“Don't you want to eat?” he asked.
“I'm not hungry,” she replied.
“Well, eat anyhow—if it chokes you,” he ordered.
Joan seated herself while he placed food and drink before her. She did not look at him and did not feel his gaze upon her. Far asunder as they had been yesterday the distance between them to-day was incalculably greater. She ate as much as she could swallow and pushed the rest away. Leaving the camp-fire, she began walking again, here and there, aimlessly, scarcely seeing what she looked at. There was a shadow over her, an impending portent of catastrophe, a moment standing dark and sharp out of the age-long hour. She leaned against the balsam and then she rested in the stone seat, and then she had to walk again. It might have been long, that time; she never knew how long or short. There came a strange flagging, sinking of her spirit, accompanied by vibrating, restless, uncontrollable muscular activity. Her nerves were on the verge of collapse.

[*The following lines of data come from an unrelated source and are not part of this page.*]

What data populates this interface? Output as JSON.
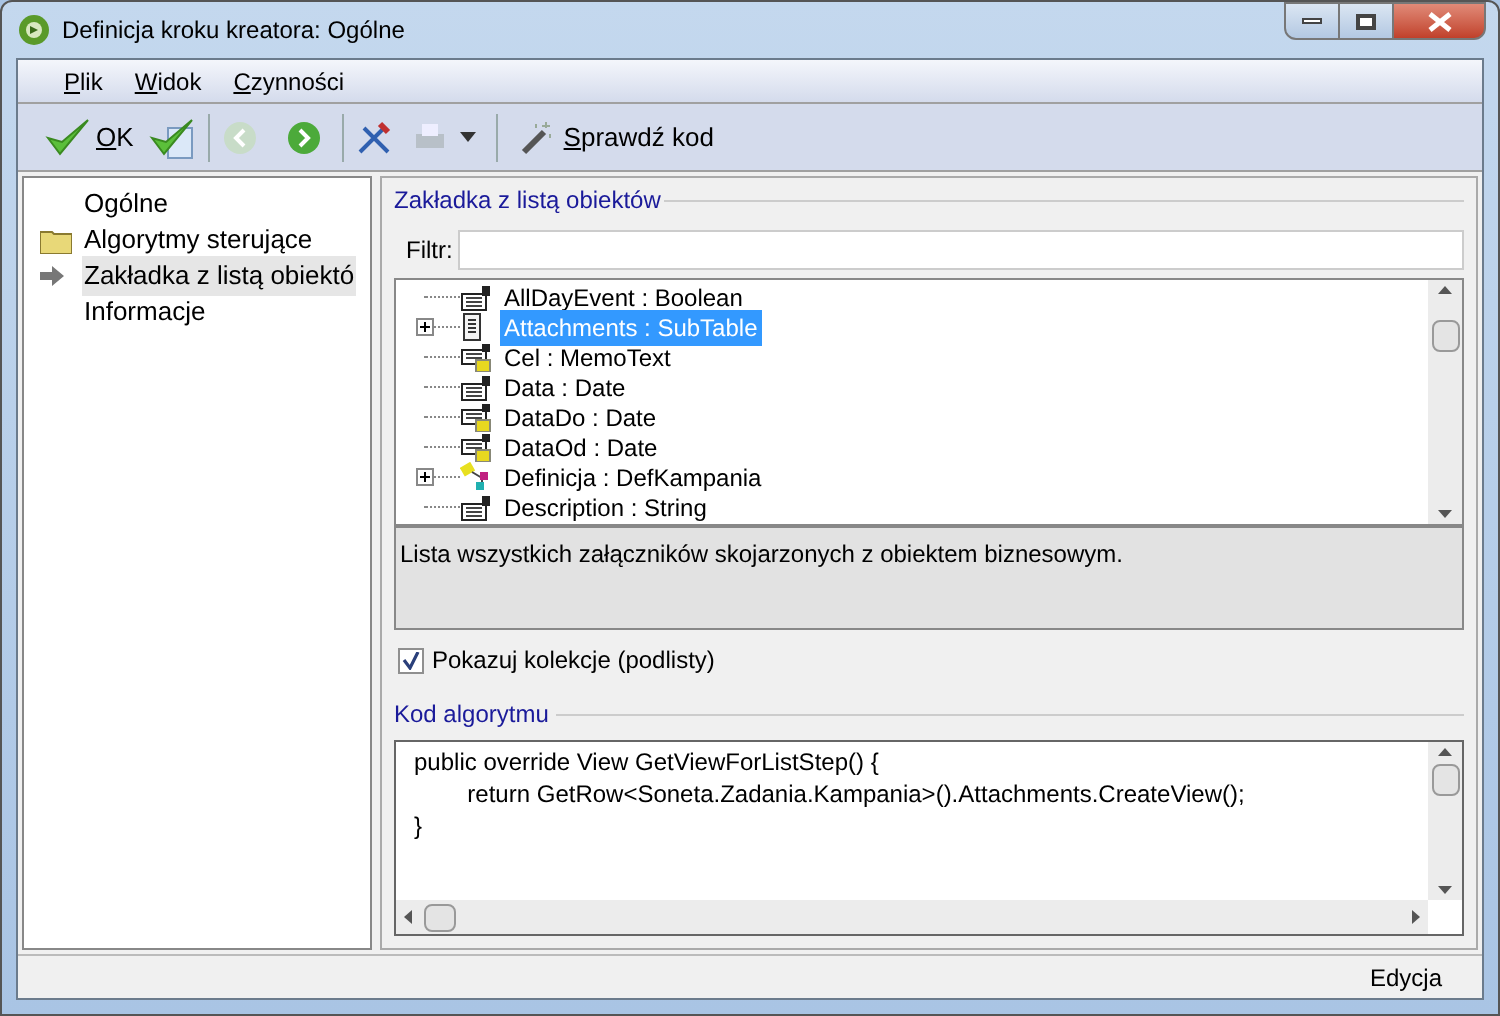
{
  "window": {
    "title": "Definicja kroku kreatora: Ogólne"
  },
  "menu": [
    "Plik",
    "Widok",
    "Czynności"
  ],
  "toolbar": {
    "ok_label": "OK",
    "check_label": "Sprawdź kod"
  },
  "nav": [
    {
      "label": "Ogólne",
      "kind": "plain",
      "selected": false
    },
    {
      "label": "Algorytmy sterujące",
      "kind": "folder",
      "selected": false
    },
    {
      "label": "Zakładka z listą obiektó",
      "kind": "current",
      "selected": true
    },
    {
      "label": "Informacje",
      "kind": "plain",
      "selected": false
    }
  ],
  "group_title": "Zakładka z listą obiektów",
  "filter": {
    "label": "Filtr:"
  },
  "tree": [
    {
      "label": "AllDayEvent : Boolean",
      "kind": "field",
      "expandable": false,
      "selected": false
    },
    {
      "label": "Attachments : SubTable",
      "kind": "subtable",
      "expandable": true,
      "selected": true
    },
    {
      "label": "Cel : MemoText",
      "kind": "field-yellow",
      "expandable": false,
      "selected": false
    },
    {
      "label": "Data : Date",
      "kind": "field",
      "expandable": false,
      "selected": false
    },
    {
      "label": "DataDo : Date",
      "kind": "field-yellow",
      "expandable": false,
      "selected": false
    },
    {
      "label": "DataOd : Date",
      "kind": "field-yellow",
      "expandable": false,
      "selected": false
    },
    {
      "label": "Definicja : DefKampania",
      "kind": "relation",
      "expandable": true,
      "selected": false
    },
    {
      "label": "Description : String",
      "kind": "field",
      "expandable": false,
      "selected": false
    }
  ],
  "description": "Lista wszystkich załączników skojarzonych z obiektem biznesowym.",
  "show_collections": {
    "label": "Pokazuj kolekcje (podlisty)",
    "checked": true
  },
  "code_title": "Kod algorytmu",
  "code_lines": [
    "public override View GetViewForListStep() {",
    "\treturn GetRow<Soneta.Zadania.Kampania>().Attachments.CreateView();",
    "}"
  ],
  "status_bar": "Edycja"
}
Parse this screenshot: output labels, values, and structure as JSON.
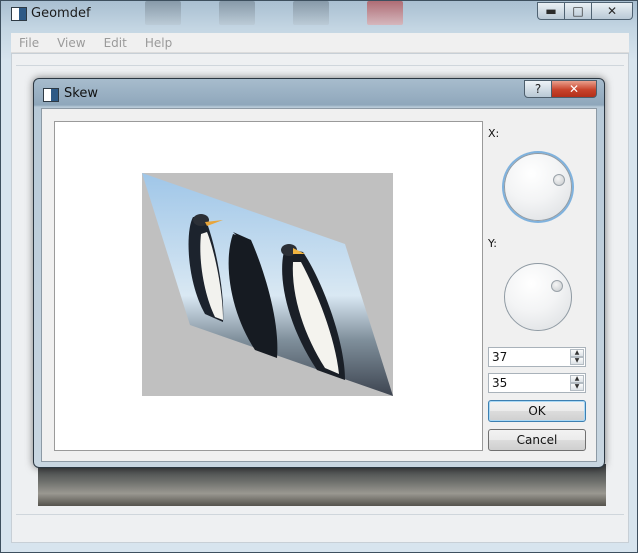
{
  "main_window": {
    "title": "Geomdef",
    "caption": {
      "minimize": "▬",
      "maximize": "□",
      "close": "✕"
    },
    "menu": [
      "File",
      "View",
      "Edit",
      "Help"
    ]
  },
  "dialog": {
    "title": "Skew",
    "caption": {
      "help": "?",
      "close": "✕"
    },
    "x_label": "X:",
    "y_label": "Y:",
    "x_value": "37",
    "y_value": "35",
    "ok_label": "OK",
    "cancel_label": "Cancel"
  },
  "colors": {
    "preview_background": "#ffffff",
    "skew_backdrop": "#c0c0c0",
    "default_button_border": "#3c7fb1"
  }
}
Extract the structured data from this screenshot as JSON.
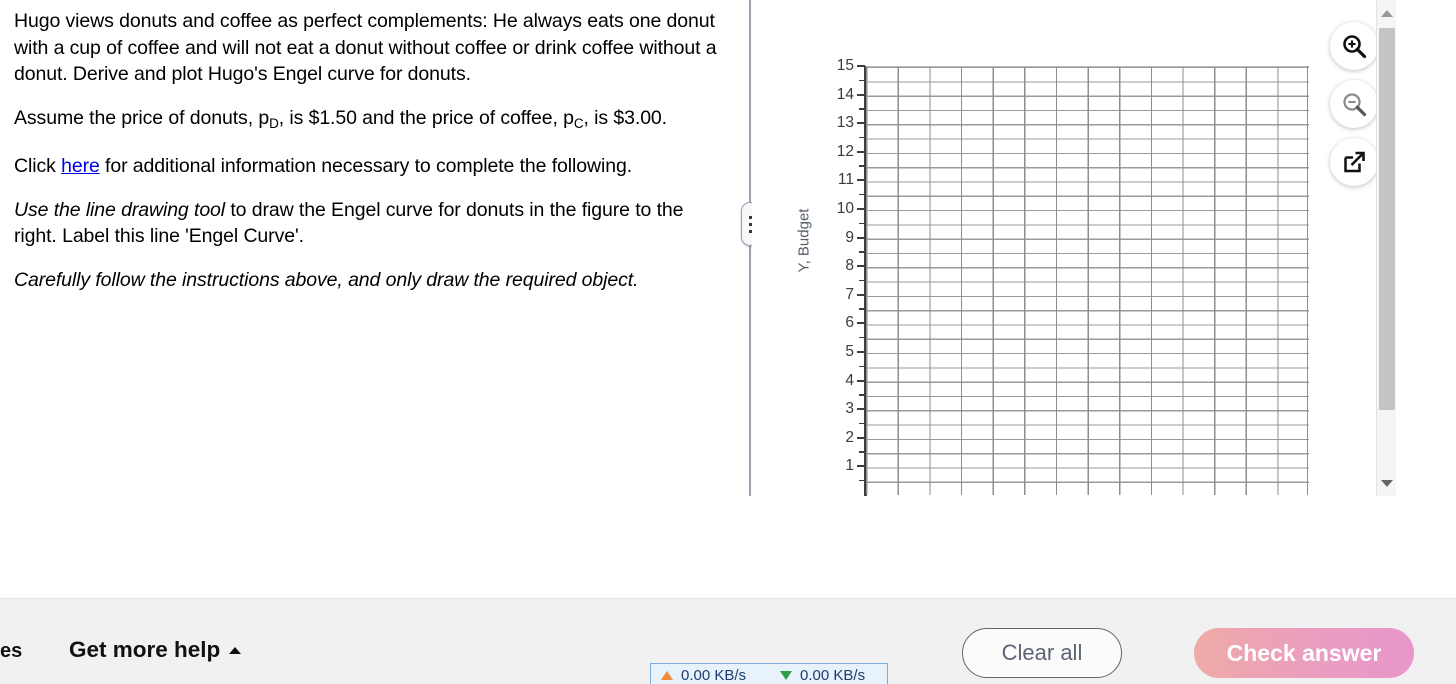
{
  "question": {
    "paragraph1_a": "Hugo views donuts and coffee as perfect complements: He always eats one donut with a cup of coffee and will not eat a donut without coffee or drink coffee without a donut.  Derive and plot Hugo's Engel curve for donuts.",
    "paragraph2_a": "Assume the price of donuts, p",
    "paragraph2_sub1": "D",
    "paragraph2_b": ", is $1.50 and the price of coffee, p",
    "paragraph2_sub2": "C",
    "paragraph2_c": ", is $3.00.",
    "paragraph3_a": "Click ",
    "paragraph3_link": "here",
    "paragraph3_b": " for additional information necessary to complete the following.",
    "paragraph4_italic": "Use the line drawing tool",
    "paragraph4_rest": " to draw the Engel curve for donuts in the figure to the right. Label this line 'Engel Curve'.",
    "paragraph5": "Carefully follow the instructions above, and only draw the required object."
  },
  "chart_data": {
    "type": "line",
    "title": "",
    "xlabel": "",
    "ylabel": "Y, Budget",
    "ylim": [
      0,
      15
    ],
    "xlim": [
      0,
      14
    ],
    "y_tick_labels": [
      "15",
      "14",
      "13",
      "12",
      "11",
      "10",
      "9",
      "8",
      "7",
      "6",
      "5",
      "4",
      "3",
      "2",
      "1"
    ],
    "y_tick_values": [
      15,
      14,
      13,
      12,
      11,
      10,
      9,
      8,
      7,
      6,
      5,
      4,
      3,
      2,
      1
    ],
    "x_tick_labels": [],
    "minor_ticks_per_interval": 1,
    "grid": true,
    "grid_color": "#8e8e8e",
    "series": [],
    "legend": "none",
    "note": "Empty plotting grid for student to draw the Engel curve; x-axis labels are clipped below the visible viewport."
  },
  "graph_tools": {
    "zoom_in_label": "Zoom in",
    "zoom_out_label": "Zoom out",
    "open_label": "Open in new window"
  },
  "scrollbar": {
    "up_label": "Scroll up",
    "down_label": "Scroll down",
    "thumb_label": "Scroll thumb"
  },
  "splitter": {
    "handle_label": "Resize panes"
  },
  "footer": {
    "cut_off_text": "es",
    "get_more_help": "Get more help",
    "clear_all": "Clear all",
    "check_answer": "Check answer"
  },
  "network_monitor": {
    "upload": "0.00 KB/s",
    "download": "0.00 KB/s"
  },
  "colors": {
    "link": "#0000ee",
    "check_answer_start": "#eeaaa6",
    "check_answer_end": "#e995cb",
    "footer_bg": "#f1f1f1",
    "grid": "#8e8e8e",
    "axis": "#3d3d3d",
    "axis_label": "#575f6b"
  }
}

It was then that a call from Kells, clear and ringing, thrilled all the weakness from her in a flash, and left her limp and cold. She saw him coming. His face looked amiable again, bright against what seemed a vague and veiled background. Like a mountaineer he strode. And she looked into his strange, gray glance to see unmasked the ruthless power, the leaping devil, the ungovernable passion she had sensed in him.
He grasped her arm and with a single pull swung her to him. “YOU'VE got to pay that ransom!”
He handled her as if he thought she resisted, but she was unresisting. She hung her head to hide her eyes. Then he placed an arm round her shoulders and half led, half dragged her toward the cabin.
Joan saw with startling distinctness the bits of balsam and pine at her feet and pale pink daisies in the grass, and then the dry withered boughs. She was in the cabin.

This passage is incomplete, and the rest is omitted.